Inside the handsome Gothic-revival church by James Renwick in Ipswich, Massachusetts stands one of the most colorful early instruments of Charles Fisk. Opus 62 at Ascension Memorial Episcopal Church is a two-manual and pedal instrument of twenty-three stops and twenty-eight ranks.

The organ’s warm flute and foundation stops support both congregational singing and choral repertoire. Embracing the breadth of organ literature, the instrument speaks with a decidedly French accent, and is especially suited to the performance of repertoire from the French Classical period. The Trumpet and Clarion of the Great are inspired by the work of 18th century French builder François-Henri Clicqout. A complete jeu de tierce is available on the Great division, a luxury for a two-manual instrument. Finally, the thrilling grand jeux brings to life the music of François Couperin and his contemporaries.

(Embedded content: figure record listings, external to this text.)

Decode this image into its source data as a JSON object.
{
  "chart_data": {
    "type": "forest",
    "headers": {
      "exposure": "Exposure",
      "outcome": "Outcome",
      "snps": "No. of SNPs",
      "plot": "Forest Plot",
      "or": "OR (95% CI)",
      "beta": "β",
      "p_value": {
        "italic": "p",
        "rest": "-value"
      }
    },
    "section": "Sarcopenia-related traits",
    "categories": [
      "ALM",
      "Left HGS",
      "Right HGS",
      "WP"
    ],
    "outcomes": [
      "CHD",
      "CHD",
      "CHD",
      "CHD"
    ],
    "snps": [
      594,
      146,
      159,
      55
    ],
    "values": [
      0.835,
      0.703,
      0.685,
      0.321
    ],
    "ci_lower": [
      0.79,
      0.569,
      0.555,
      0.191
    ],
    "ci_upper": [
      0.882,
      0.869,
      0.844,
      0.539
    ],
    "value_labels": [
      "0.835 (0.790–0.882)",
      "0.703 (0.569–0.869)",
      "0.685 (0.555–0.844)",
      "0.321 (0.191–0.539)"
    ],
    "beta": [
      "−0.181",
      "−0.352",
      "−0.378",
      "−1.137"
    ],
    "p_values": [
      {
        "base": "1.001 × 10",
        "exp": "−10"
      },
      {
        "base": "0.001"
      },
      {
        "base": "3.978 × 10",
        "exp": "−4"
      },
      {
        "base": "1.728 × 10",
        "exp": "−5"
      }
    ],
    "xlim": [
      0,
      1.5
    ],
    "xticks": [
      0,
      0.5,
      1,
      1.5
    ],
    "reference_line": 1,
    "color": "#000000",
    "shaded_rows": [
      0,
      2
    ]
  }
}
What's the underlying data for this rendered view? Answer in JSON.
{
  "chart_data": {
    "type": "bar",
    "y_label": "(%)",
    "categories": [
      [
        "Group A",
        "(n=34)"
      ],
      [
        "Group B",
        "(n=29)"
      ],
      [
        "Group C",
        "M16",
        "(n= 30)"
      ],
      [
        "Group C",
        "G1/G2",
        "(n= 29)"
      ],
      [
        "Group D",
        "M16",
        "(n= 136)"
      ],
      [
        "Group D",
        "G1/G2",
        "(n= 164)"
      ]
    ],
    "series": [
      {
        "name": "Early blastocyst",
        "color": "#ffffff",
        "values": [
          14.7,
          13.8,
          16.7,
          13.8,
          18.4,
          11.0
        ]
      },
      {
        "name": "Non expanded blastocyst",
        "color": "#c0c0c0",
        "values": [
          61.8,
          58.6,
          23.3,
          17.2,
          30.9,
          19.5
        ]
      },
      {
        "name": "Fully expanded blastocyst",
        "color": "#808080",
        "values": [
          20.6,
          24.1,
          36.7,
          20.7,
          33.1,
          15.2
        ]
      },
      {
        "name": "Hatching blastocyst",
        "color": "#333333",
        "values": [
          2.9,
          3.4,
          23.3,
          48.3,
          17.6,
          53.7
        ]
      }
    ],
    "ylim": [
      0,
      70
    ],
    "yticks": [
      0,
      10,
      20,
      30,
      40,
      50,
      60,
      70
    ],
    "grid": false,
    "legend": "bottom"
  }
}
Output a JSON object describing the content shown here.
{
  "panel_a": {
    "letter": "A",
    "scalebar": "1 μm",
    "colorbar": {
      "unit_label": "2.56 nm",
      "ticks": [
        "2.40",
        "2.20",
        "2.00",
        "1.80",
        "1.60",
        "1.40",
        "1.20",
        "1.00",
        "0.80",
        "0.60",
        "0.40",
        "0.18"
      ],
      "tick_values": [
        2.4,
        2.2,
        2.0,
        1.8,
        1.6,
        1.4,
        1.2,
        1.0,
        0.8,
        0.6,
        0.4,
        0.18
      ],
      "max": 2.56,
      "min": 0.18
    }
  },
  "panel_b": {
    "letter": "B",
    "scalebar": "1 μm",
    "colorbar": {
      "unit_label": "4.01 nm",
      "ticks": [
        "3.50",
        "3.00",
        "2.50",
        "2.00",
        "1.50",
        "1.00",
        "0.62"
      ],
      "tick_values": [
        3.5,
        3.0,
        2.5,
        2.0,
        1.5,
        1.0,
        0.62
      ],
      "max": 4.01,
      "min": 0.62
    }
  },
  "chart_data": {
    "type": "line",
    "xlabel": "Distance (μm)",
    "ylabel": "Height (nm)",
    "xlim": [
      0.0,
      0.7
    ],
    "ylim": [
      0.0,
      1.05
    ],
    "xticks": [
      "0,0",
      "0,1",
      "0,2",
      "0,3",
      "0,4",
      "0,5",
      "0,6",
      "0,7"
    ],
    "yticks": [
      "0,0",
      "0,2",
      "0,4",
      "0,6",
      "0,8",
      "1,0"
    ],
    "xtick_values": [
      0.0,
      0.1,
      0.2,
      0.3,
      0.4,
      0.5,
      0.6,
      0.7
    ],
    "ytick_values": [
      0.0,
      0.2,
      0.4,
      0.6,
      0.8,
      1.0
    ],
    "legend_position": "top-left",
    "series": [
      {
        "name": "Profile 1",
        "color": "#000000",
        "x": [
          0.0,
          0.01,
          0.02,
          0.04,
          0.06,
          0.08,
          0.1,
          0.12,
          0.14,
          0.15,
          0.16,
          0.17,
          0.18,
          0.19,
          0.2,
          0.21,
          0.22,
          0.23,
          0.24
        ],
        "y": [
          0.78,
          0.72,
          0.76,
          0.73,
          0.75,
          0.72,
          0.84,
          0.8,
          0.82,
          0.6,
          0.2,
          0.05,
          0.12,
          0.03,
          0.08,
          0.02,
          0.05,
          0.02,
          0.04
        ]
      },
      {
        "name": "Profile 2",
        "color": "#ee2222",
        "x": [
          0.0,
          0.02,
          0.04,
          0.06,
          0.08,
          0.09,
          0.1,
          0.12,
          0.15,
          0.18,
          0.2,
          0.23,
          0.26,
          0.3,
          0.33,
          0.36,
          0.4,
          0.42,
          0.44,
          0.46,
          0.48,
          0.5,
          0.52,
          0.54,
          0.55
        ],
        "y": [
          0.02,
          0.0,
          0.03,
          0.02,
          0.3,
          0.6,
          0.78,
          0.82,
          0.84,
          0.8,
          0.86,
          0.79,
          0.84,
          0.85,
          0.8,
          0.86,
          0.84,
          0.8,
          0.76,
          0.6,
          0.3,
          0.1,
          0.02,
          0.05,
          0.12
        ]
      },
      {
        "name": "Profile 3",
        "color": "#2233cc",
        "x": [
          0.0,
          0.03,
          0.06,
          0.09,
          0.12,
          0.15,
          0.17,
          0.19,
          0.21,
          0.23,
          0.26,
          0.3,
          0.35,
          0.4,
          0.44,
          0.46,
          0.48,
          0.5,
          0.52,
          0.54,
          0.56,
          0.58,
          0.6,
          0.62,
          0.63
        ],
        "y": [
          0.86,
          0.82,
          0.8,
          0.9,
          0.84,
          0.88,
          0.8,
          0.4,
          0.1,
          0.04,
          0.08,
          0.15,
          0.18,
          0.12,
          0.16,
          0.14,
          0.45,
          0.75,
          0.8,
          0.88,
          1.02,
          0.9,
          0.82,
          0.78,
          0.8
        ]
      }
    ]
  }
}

Several stops are reconditioned from the preceding instrument, an early twentieth-century Hutchings. The Great Bourdon, Swell Open and Stopped Diapasons, and Pedal Flûte are seamlessly incorporated with the new Fisk stops. Opus 62 is the first organ on which Charles Fisk experimented with historic temperaments, in this case Kirnberger III.

The visual design is based upon Opus 57 in Willimantic, Connecticut, but the Brustwerk is enlarged into a full Swell division with shutters incorporated into two large doors above the keydesk.

The organ was dedicated in December 1974 by André Isoir, titular organist of the abbey church of Saint-Germain-des-Prés in Paris.